Deputado propõe o dia estadual de combate a violência contra mulheres na política

Está tramitando na Assembleia Legislativa um Projeto de Lei de autoria do deputado estadual Franzé Silva (PT) para incluir no calendário oficial do Estado o “Dia Estadual de Enfrentamento à Violência Política contra as Mulheres”. A proposta é que a data seja o dia 14 de março, data do assassinato da vereadora Marielle Franco, do PSOL do Rio de Janeiro, e de seu motorista Anderson Gomes, em 2018. O projeto está sendo encaminhado às comissões técnicas para avaliação.

Franzé explica que a violência política compreende atos físicos, ameaças, intimidação psicológica e discriminatória praticados com o objetivo de tirar a vida, agredir, ameaçar, ofender ou limitar ilegitimamente o pleno desenvolvimento e a participação política de representantes femininas eleitas, candidatas, pré-candidatas ou dirigentes de partido.

“Nesse sentido, a violência tem sido usada para atingir objetivos específicos, tendo como alvo grupos historicamente excluídos da política, com o objetivo de causar censura, intimidação e, consequentemente, a interrupção da participação política ativa desses agentes”, afirma o deputado.

A pesquisa“Violência Política e Eleitoral no Brasil – Panoramas das violações de direitos humanos de 2026 a 2020”, produzida pelas ONGs Justiça Global e Terra de Direitos, mapeou um crescente aumento nos casos de atos violentos ao longo dos anos, sendo que as mulheres são vítimas presenciais desses casos.
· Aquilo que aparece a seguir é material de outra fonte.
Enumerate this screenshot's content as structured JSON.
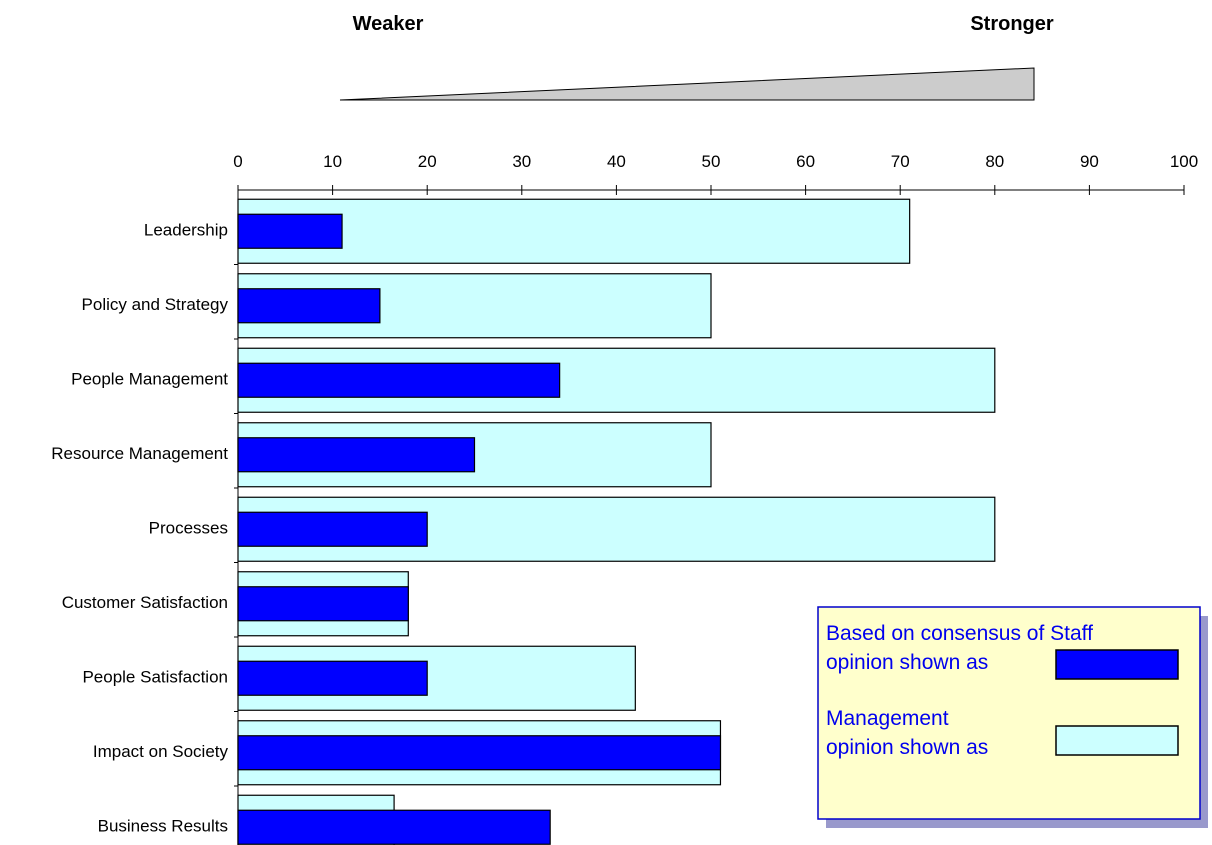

Segundo o levantamento, enquanto nas casas legislativas municipais, estaduais e federal a participação das mulheres é de aproximadamente 13%, juntas elas sofreram 31% dos casos de ameaças.

“Verificou-se que a baixa representação de mulheres na política e a estigmatização do seu papel levam ao não reconhecimento das mulheres como iguais, o que faz com que a sua dignidade seja o principal alvo de ataques. Embora haja uma menor ocorrência de assassinatos e atentados, as mulheres na política são submetidas a um cenário cotidiano de ameaças, agressões, humilhações e ofensas”, destacou Franzé.